GPT-5.3-Codex has the clearer documented vision signal in this comparison. If vision is mission-critical, validate it against the provider endpoint because model-level support and API-level exposure can differ. Use this as a quick comparison signal, then confirm the provider-specific limits before committing to production.
Which is better for reasoning mode, GPT-5.3-Codex or Llama 3.2 11B Instruct?
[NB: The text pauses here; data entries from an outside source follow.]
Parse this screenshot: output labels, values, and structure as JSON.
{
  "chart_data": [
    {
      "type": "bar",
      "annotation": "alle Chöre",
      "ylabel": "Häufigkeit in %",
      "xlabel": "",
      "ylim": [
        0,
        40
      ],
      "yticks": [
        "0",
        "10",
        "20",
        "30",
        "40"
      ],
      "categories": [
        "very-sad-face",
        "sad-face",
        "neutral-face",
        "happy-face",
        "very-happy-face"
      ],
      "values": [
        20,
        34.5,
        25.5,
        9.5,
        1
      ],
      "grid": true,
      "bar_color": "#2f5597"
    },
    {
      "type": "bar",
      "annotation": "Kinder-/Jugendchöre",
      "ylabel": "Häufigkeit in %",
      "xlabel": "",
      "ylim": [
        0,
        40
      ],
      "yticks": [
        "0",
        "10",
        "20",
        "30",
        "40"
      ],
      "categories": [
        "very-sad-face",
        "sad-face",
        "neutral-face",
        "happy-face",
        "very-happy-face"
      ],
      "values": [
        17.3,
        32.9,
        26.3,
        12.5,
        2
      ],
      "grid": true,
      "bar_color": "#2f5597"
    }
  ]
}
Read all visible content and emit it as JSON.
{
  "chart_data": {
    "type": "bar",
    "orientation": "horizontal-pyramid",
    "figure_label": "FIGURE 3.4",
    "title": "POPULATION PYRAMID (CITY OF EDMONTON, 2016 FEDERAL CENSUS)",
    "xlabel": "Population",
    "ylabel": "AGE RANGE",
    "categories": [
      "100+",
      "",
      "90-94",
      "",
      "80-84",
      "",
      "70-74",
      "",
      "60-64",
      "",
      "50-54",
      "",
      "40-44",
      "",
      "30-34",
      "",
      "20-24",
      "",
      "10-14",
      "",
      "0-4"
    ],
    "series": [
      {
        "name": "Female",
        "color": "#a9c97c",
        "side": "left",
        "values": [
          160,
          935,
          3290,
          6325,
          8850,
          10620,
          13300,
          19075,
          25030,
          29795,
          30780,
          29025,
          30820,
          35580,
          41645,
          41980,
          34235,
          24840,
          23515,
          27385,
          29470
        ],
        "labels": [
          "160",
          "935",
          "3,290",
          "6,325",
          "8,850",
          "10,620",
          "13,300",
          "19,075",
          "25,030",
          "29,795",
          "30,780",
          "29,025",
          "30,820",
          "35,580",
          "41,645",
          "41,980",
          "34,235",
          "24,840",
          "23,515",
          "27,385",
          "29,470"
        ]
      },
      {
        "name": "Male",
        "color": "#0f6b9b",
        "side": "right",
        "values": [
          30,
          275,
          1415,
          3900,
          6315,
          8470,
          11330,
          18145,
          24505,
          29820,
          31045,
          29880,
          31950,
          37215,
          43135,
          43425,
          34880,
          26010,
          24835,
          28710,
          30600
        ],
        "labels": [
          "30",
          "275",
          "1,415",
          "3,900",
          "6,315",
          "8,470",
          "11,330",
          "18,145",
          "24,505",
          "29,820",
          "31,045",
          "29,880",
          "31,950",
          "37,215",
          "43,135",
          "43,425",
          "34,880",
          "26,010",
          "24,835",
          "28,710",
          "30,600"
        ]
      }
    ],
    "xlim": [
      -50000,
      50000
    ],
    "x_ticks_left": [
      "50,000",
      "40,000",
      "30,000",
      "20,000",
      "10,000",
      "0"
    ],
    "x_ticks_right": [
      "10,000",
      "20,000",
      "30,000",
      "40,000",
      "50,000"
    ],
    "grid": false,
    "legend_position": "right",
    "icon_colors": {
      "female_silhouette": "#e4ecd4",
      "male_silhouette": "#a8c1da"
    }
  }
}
GPT-5.3-Codex has the clearer documented reasoning mode signal in this comparison. If reasoning mode is mission-critical, validate it against the provider endpoint because model-level support and API-level exposure can differ.
Which is better for function calling, GPT-5.3-Codex or Llama 3.2 11B Instruct?
GPT-5.3-Codex has the clearer documented function calling signal in this comparison. If function calling is mission-critical, validate it against the provider endpoint because model-level support and API-level exposure can differ.
Where can I run GPT-5.3-Codex and Llama 3.2 11B Instruct?
GPT-5.3-Codex is available on OpenRouter and OpenAI API. Llama 3.2 11B Instruct is available on AWS Bedrock. Provider coverage can affect latency, region availability, compliance posture, and fallback options. Use this as a quick comparison signal, then confirm the provider-specific limits before committing to production.
Continue comparing
Last reviewed: 2026-05-11. Data sourced from public model cards and provider documentation.